Vehicles | July 12, 2016 9:00 am

How This “Reasonably” Priced British Speedster Is Changing the Future of Auto Production

TVR is back from the dead — and they want to save you money

They say all good things must end.

But the best things — phoenixes, prophets, Gandalf — those things tend to come back to life.

And TVR, a British car builder known for high-end, high-power, lightweight sport cars that halted production on their final six models in 2006, is about to join their ranks.

Originally founded in 1947, TVR is set to release its newest iteration in 2017 in collaboration with Gordon Murray Design and Cosworth.

The beauty will be a classic two-seater with a composite effect aero chassis and body package that uses Murray’s “iStream” technology: essentially carbon-fiber paneling bonded to a tubular steel frame. Think of it as a bit of Formula 1 tech dumbed down for the everyday motorist.

Might sound simple, but it’s a complete rethink of the industry-standard manufacturing process — and potentially the most significant revolution in high-volume production since the Model T. The technology will allow a plant 20% the size of a conventional factory to operate on 80% less capital investment (and a significant reduction in CO2 production).

Additional core features to the car will include a traditional TVR DNA front engine with rear-wheel drive, a manual transmission and a V8 engine developed by Cosworth. And beyond the standard make, TVR will offer a special edition post-launch wherein owners will be able to customize the ride with additional bells and whistles.
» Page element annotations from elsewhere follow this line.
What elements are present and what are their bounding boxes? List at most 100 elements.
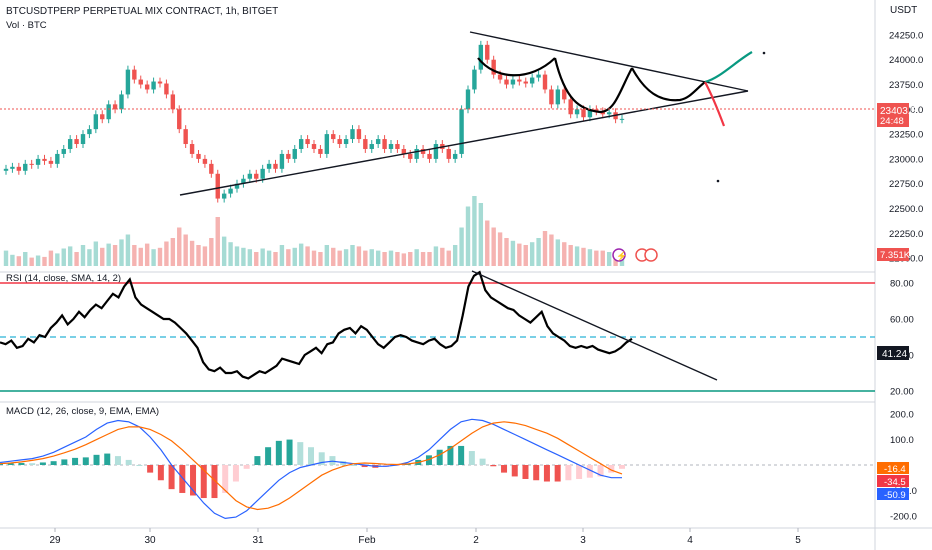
macd-histogram-bar — [308, 447, 314, 465]
volume-bar — [485, 220, 490, 266]
macd-histogram-bar — [318, 452, 325, 465]
currency-label: USDT — [890, 5, 917, 16]
macd-line — [0, 418, 622, 520]
time-label: 29 — [49, 535, 61, 546]
volume-label[interactable]: Vol · BTC — [6, 20, 47, 31]
signal-line — [0, 421, 623, 511]
volume-bar — [504, 238, 509, 266]
bearish-projection-path[interactable] — [704, 81, 726, 127]
candle-body — [388, 144, 394, 149]
volume-bar — [183, 234, 188, 266]
volume-bar — [164, 241, 169, 266]
candle-body — [395, 144, 400, 149]
macd-histogram-bar — [18, 462, 25, 465]
candle-body — [279, 153, 285, 169]
volume-bar — [234, 246, 240, 266]
macd-histogram-bar — [147, 465, 154, 473]
volume-bar — [87, 249, 92, 266]
volume-bar — [305, 246, 310, 266]
volume-bar — [574, 246, 580, 266]
time-label: 30 — [144, 535, 156, 546]
rsi-downtrend-line[interactable] — [471, 270, 718, 381]
candle-body — [497, 74, 503, 80]
price-tick-label: 24000.0 — [889, 55, 923, 66]
volume-bar — [562, 242, 567, 266]
candle-body — [529, 77, 535, 84]
macd-histogram-badge — [877, 462, 909, 474]
macd-histogram-bar — [543, 465, 550, 482]
bullish-projection-path[interactable] — [704, 51, 753, 84]
volume-bar — [594, 250, 599, 266]
macd-histogram-bar — [275, 440, 282, 465]
candle-body — [298, 139, 304, 149]
volume-bar — [536, 238, 541, 266]
drawing-tools[interactable] — [179, 31, 766, 196]
candle-body — [305, 139, 310, 145]
macd-histogram-value: -16.4 — [884, 464, 906, 475]
bar-countdown-label: 24:48 — [880, 116, 904, 127]
right-shoulder-arc[interactable] — [631, 67, 706, 102]
candle-body — [132, 69, 137, 80]
volume-value-label: 7.351K — [880, 250, 911, 261]
time-label: 2 — [473, 535, 479, 546]
macd-histogram-bar — [200, 465, 207, 499]
macd-histogram-bar — [350, 465, 357, 466]
volume-bar — [337, 250, 342, 266]
candle-body — [266, 163, 272, 169]
volume-bar — [112, 245, 118, 266]
candle-body — [485, 44, 490, 60]
volume-bar — [343, 249, 349, 266]
candle-body — [619, 118, 625, 120]
rsi-value-label: 41.24 — [882, 349, 907, 360]
volume-bar — [106, 243, 111, 266]
macd-histogram-bar — [82, 457, 89, 465]
volume-bar — [472, 196, 477, 266]
macd-histogram-bar — [232, 465, 239, 482]
volume-bar — [440, 247, 445, 266]
candle-body — [241, 178, 246, 184]
triangle-lower-trendline[interactable] — [179, 90, 749, 196]
macd-histogram-bar — [211, 465, 218, 499]
candle-body — [401, 148, 407, 154]
candle-body — [228, 188, 233, 194]
triangle-upper-trendline[interactable] — [469, 31, 749, 92]
macd-signal-value: -34.5 — [884, 477, 906, 488]
candle-body — [80, 134, 86, 145]
candle-body — [478, 44, 484, 70]
volume-bar — [555, 239, 561, 266]
lightning-event-icon[interactable] — [612, 248, 626, 262]
volume-bar — [215, 217, 220, 266]
volume-bar — [16, 256, 22, 266]
macd-histogram-bar — [501, 465, 508, 473]
candle-body — [523, 81, 528, 84]
candle-body — [112, 104, 118, 110]
candle-body — [555, 89, 561, 105]
volume-bar — [189, 240, 195, 266]
candle-body — [446, 148, 451, 159]
time-label: 3 — [580, 535, 586, 546]
volume-bar — [587, 249, 593, 266]
left-shoulder-arc[interactable] — [477, 57, 556, 77]
candle-body — [61, 148, 66, 154]
candle-body — [337, 139, 342, 145]
symbol-title[interactable]: BTCUSDTPERP PERPETUAL MIX CONTRACT, 1h, … — [6, 6, 278, 17]
candle-body — [504, 79, 509, 85]
macd-title[interactable]: MACD (12, 26, close, 9, EMA, EMA) — [6, 406, 159, 417]
rsi-title[interactable]: RSI (14, close, SMA, 14, 2) — [6, 273, 121, 284]
candle-body — [170, 94, 176, 110]
macd-histogram-bar — [586, 465, 593, 478]
time-label: 31 — [252, 535, 264, 546]
volume-bar — [311, 250, 317, 266]
us-flag-event-icon-2[interactable] — [644, 248, 658, 262]
macd-tick-label: 100.0 — [890, 435, 914, 446]
volume-bar — [324, 245, 330, 266]
volume-bar — [80, 245, 86, 266]
candle-body — [356, 129, 362, 140]
head-arc[interactable] — [553, 57, 633, 114]
volume-bar — [542, 231, 548, 266]
macd-histogram-bar — [329, 456, 336, 465]
macd-line-value: -50.9 — [884, 490, 906, 501]
macd-histogram-bar — [168, 465, 175, 490]
time-axis[interactable]: 29 30 31 Feb 2 3 4 5 — [49, 528, 801, 546]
“We know that a new TVR has to be better than just good — it has to be outstanding,” said Les Edgar, Chairman of TVR. “From the outset we only wanted to work with the best partners in the business, and both Gordon Murray’s and Cosworth’s track records within motor sport and high performance car design and engineering speak for themselves.”

TVR is aiming for its McClaren-esque roadster to take on Porsche and Mustang at a “reasonable” price. More than 300 people have already placed deposits on the UK speedster, but we’re betting that “reasonable” still means a figure in the Swiss account range; final prices are yet to be revealed.